Build your own Augmented Reality Sandbox

Update: There is now an AR Sandbox support forum with detailed complete installation instructions starting from a blank/new PC, and a video showing a walk-through of same instructions. You’re welcome to read the rest of this article for context and background information, but please ignore the outdated hardware recommendations and installation instructions below. Instead, use the up-to-date hardware recommendations from the AR Sandbox project page, and follow the instructions linked above.

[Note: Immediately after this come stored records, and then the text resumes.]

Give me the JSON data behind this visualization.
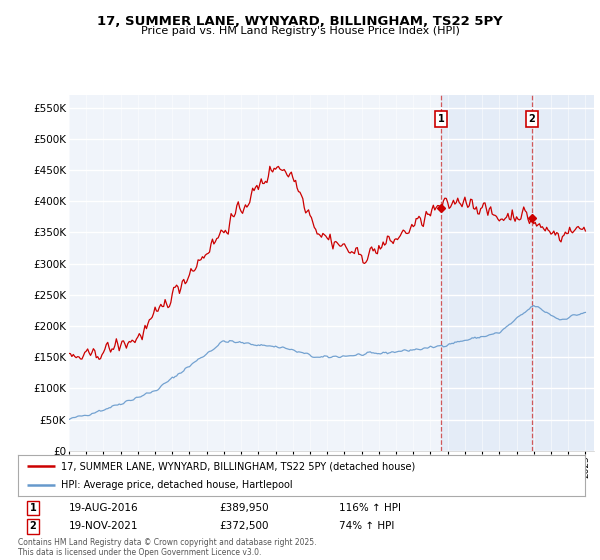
{
  "title": "17, SUMMER LANE, WYNYARD, BILLINGHAM, TS22 5PY",
  "subtitle": "Price paid vs. HM Land Registry's House Price Index (HPI)",
  "ylabel_ticks": [
    "£0",
    "£50K",
    "£100K",
    "£150K",
    "£200K",
    "£250K",
    "£300K",
    "£350K",
    "£400K",
    "£450K",
    "£500K",
    "£550K"
  ],
  "ytick_values": [
    0,
    50000,
    100000,
    150000,
    200000,
    250000,
    300000,
    350000,
    400000,
    450000,
    500000,
    550000
  ],
  "ylim": [
    0,
    570000
  ],
  "sale1_date_x": 2016.63,
  "sale1_price": 389950,
  "sale1_label": "1",
  "sale2_date_x": 2021.88,
  "sale2_price": 372500,
  "sale2_label": "2",
  "legend_line1": "17, SUMMER LANE, WYNYARD, BILLINGHAM, TS22 5PY (detached house)",
  "legend_line2": "HPI: Average price, detached house, Hartlepool",
  "footer": "Contains HM Land Registry data © Crown copyright and database right 2025.\nThis data is licensed under the Open Government Licence v3.0.",
  "line_color_red": "#cc0000",
  "line_color_blue": "#6699cc",
  "background_color": "#ffffff",
  "plot_bg_color": "#f0f4fa",
  "shade_color": "#dde8f5",
  "grid_color": "#ffffff",
  "xmin": 1995,
  "xmax": 2025.5
}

Earlier this year, I branched out into augmented reality (AR) to build an AR Sandbox:

Photo of AR Sandbox, with a central “volcano” and several surrounding lakes. The topographic color map and contour lines are updated in real time as the real sand surface is manipulated, and virtual water flows over the real sand surface realistically.

I am involved in an NSF-funded project on informal science education for lake ecosystems, and while my primary part in that project is creating visualization software to drive 3D displays for larger audiences, creating a hands-on exhibit combining a real sandbox with a 3D camera, a digital projector, and a powerful computer seemed like a good idea at the time. I didn’t invent this from whole cloth; the project got started when I saw a video of such a system done by a group of Czech students on YouTube. I only improved on that design by adding better filters, topographic contour lines, and a physically correct water flow simulation.

The idea is to have these AR sandboxes as more or less unsupervised hands-on exhibits in science museums, and allow visitors to informally learn about geographical, geological, and hydrological principles by playing with sand. The above-mentioned NSF project has three participating sites: the UC Davis Tahoe Environmental Research Center, the Lawrence Hall of Science, and the ECHO Lake Aquarium and Science Center. The plan is to take the current prototype sandbox, turn it into a more robust, museum-worthy exhibit (with help from the exhibit designers at the San Francisco Exploratorium), and install one sandbox each at the three sites.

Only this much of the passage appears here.